But some of his cardio-jock colleagues aren’t so sure about all of this Oz mania. They respect his technical skill, appreciate his way with a scalpel, but they sniff and cluck at his Doc America image.
For some, perhaps, it’s simply a case of good old-fashioned competitive envy. But for others it’s philosophical, a legacy of Arrowsmith—Sinclair Lewis’ tortured medical hero, not the hair-metal band—who stands as a kind of modern-day Hippocrates against the commercialization of medicine.
“I think there’s probably some sense in the cardiac surgical community that publicity-mongering is not consistent with our behavior,” said one prominent cardiothoracic surgeon who asked to remain anonymous. “We don’t think that a serious cardiac surgeon would hop on an airplane, fly to Chicago and take questions on commercial television about the treatment of urinary tract infections or other topics that are not pertinent to our profession.”
Then again, who else is urging middle-aged America to gut-bust its belly fat?
ON A HARRIED FRIDAY AFTERNOON two days before the Javits Center mega-conference, Dr. Oz sat behind his desk in the Milstein Hospital building, sharing his thoughts on life and medicine before rushing off to do the day’s surgery—a combined bypass-and-valve replacement job on a 60-year-old woman. He was dressed in his signature blue scrubs, the ones that Oprah audiences have come to know so well, but he looked different than the man people are used to seeing on TV. There was still the same angled chin, the same broad face that evokes Dick York on Bewitched.
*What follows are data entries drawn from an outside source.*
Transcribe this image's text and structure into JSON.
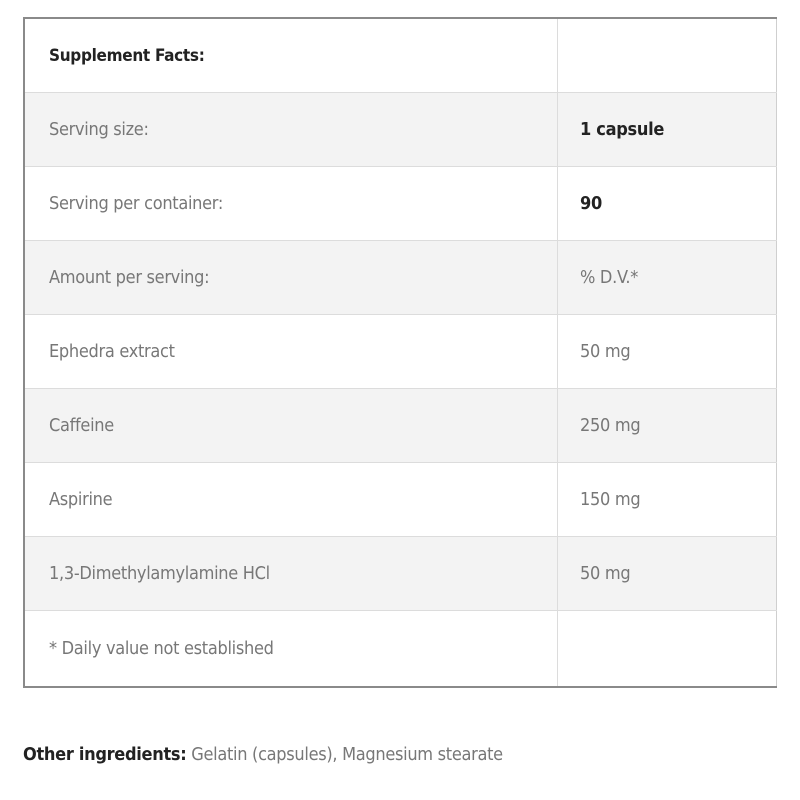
{
  "table": {
    "title": "Supplement Facts:",
    "rows": [
      {
        "label": "Serving size:",
        "value": "1 capsule",
        "bold": true
      },
      {
        "label": "Serving per container:",
        "value": "90",
        "bold": true
      },
      {
        "label": "Amount per serving:",
        "value": "% D.V.*"
      },
      {
        "label": "Ephedra extract",
        "value": "50 mg"
      },
      {
        "label": "Caffeine",
        "value": "250 mg"
      },
      {
        "label": "Aspirine",
        "value": "150 mg"
      },
      {
        "label": "1,3-Dimethylamylamine HCl",
        "value": "50 mg"
      },
      {
        "label": "* Daily value not established",
        "value": ""
      }
    ]
  },
  "other": {
    "label": "Other ingredients:",
    "text": " Gelatin (capsules), Magnesium stearate"
  }
}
But his hair was tousled, his eyes gleaming green, and it was suddenly possible to see why a woman might actually want to have her chest cracked open by him.
“If I could be known as a teacher, I’d be happy,” he said, his voice earnest, his hands clasped on the desk in front of him. “I love teaching, I always have.
“The big epiphany for me,” he continued, “was that most of what I really need to do as a doctor—remember, the word “doctor” means “teacher”—most of what I need to do is to teach you to take better care of yourself. I mean, more than 50 percent of your ability to recover and live a long time after heart surgery is things you do, not me.
“So people have to take that mantle of responsibility on their shoulders. But”—and here he suddenly leaned forward—“in America, we have moved to a belief that the magic bullet of modern medicine will always cure us of our ills; that we can sprinkle a little bit of a statin drug on a kielbasa and we’ll still be okay. And we have to change that.”
Dr. Oz shifted in his chair. He had reached the heart of his philosophy—the part from which the Oz-tours, TV spots, and YOU books sprang—and he wanted to drive the point home.
Dr. Oz’s philosophy emerged, he said, over years of treating patients who could have avoided the knife if only they had grasped their own essential power sooner—if only they had realized that “we don’t have the free lunch, that there is no easy way of getting through this, that you have to be part of the equation,” Dr. Oz said. As a theory, it sits comfortably alongside the self-help and medical empowerment manuals that have sprung up in health food stores, in alternative medicine Meccas and from the occasional Ayn Rand sympathizer. But it is also essentially Oz-ian, a product of his own specific DNA.
Dr. Oz was born in Cleveland, Ohio, and grew up in Wilmington, Delaware, the son of two Turkish immigrants. (His father, the first Dr. Oz, was also a cardiothoracic surgeon.) From the start, he seems to have had a knack for success, an eerie ability to collect achievements the way other people collected one-night stands or baseball cards.